- While working on The Informer (1935) in Los Angeles, Campbell ordered several black-and-tan uniforms to be rented from a local uniform surplus vendor. Among the authentic uniforms that turned up was a haversack labeled S.C. Campbell, A Company, 18th Batallion. It was the very same item Campbell had work when he was fighting in the Canadian Army in WWI.
- Campbell claimed in an interview in 1972 that he came up with the closing sequence in All Quiet on the Western Front (1930).
- Moved to San Diego, California, in 1921, and entered the film industry in 1924 as an extra, earning $7 a day.
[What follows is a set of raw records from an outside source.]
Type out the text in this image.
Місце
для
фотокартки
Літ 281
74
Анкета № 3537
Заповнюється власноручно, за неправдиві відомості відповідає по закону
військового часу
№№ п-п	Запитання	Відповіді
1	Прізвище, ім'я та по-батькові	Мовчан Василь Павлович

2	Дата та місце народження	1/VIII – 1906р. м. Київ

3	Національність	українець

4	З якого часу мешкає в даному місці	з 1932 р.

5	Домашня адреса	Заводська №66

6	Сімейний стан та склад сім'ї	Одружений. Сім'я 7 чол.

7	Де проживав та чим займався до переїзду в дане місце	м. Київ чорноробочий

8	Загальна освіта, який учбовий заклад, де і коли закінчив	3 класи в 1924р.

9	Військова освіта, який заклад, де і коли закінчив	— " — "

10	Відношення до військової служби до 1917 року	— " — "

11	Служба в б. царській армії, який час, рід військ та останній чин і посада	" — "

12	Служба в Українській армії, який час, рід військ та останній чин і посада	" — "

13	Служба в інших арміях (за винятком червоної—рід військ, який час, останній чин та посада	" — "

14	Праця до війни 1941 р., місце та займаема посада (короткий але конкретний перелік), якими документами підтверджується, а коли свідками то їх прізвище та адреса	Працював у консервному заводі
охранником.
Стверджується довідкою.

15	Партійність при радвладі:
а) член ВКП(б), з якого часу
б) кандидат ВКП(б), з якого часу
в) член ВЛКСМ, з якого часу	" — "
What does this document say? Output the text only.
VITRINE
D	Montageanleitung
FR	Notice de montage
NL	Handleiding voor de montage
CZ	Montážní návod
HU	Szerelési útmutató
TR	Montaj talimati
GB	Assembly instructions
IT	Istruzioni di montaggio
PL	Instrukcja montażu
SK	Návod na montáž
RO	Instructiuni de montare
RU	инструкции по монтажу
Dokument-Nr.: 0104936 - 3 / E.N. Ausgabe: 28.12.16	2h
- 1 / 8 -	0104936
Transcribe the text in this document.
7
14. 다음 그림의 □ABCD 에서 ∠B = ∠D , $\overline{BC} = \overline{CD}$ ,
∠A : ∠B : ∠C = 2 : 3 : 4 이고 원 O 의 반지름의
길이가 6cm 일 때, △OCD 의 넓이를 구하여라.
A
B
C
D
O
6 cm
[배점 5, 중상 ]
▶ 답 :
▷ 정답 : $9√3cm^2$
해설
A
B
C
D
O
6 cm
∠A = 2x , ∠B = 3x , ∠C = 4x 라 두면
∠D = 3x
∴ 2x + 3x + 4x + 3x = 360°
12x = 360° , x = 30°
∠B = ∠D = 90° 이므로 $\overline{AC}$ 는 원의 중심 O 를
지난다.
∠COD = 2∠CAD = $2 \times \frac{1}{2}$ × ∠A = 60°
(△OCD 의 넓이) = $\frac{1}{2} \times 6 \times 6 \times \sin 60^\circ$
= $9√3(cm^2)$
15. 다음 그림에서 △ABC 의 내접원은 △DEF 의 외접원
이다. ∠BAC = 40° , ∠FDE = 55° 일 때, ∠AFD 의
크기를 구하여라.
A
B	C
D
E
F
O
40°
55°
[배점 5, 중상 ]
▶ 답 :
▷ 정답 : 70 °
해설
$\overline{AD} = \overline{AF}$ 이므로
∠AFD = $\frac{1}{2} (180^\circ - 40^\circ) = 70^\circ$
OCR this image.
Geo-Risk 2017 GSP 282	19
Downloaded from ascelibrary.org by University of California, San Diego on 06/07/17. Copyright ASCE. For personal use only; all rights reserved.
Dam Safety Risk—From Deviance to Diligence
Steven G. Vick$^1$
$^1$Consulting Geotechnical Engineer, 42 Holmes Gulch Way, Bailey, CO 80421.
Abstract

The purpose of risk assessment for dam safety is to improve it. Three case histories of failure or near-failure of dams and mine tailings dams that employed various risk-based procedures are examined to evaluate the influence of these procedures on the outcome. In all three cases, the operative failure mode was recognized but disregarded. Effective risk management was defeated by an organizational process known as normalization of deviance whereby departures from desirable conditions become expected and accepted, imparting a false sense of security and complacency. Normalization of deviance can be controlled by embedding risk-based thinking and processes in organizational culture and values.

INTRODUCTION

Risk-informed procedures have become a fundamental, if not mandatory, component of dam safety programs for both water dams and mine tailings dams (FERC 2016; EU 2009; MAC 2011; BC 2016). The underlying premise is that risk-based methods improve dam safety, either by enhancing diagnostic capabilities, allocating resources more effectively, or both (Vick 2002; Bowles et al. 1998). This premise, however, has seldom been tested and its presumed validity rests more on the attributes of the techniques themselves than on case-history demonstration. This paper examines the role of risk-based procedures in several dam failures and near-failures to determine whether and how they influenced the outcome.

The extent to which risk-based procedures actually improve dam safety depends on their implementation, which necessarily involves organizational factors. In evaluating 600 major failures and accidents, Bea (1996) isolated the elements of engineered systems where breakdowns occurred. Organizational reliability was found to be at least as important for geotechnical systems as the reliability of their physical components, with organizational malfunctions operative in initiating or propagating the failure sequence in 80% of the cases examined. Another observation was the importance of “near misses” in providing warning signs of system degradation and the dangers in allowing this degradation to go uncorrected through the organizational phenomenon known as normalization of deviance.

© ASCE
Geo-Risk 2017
- His wife, Margaret Baird Campbell, was a judge and former counter-espionage agent for the Royal Canadian Mounted Police.
- Claimed to have worked on Hell's Angels (1930) as a flying sequences supervisor for only one week; he was fired by Howard Hughes over creative differences.
- He got his break working as a wardrobe assistant for Cecil B. DeMille's production company. DeMille was impressed with his war stories and gave him a job as an assistant director.
- Served in the Canadian Army in World War I as a teenager. He re-enlisted during World War II but was discharged to work on American films for the war effort.
- Military technical advisor on Hollywood films from the late 1920s through the mid 1940s. He also supervised the aerial sequences in such films as Wings (1927), which went on to win best picture.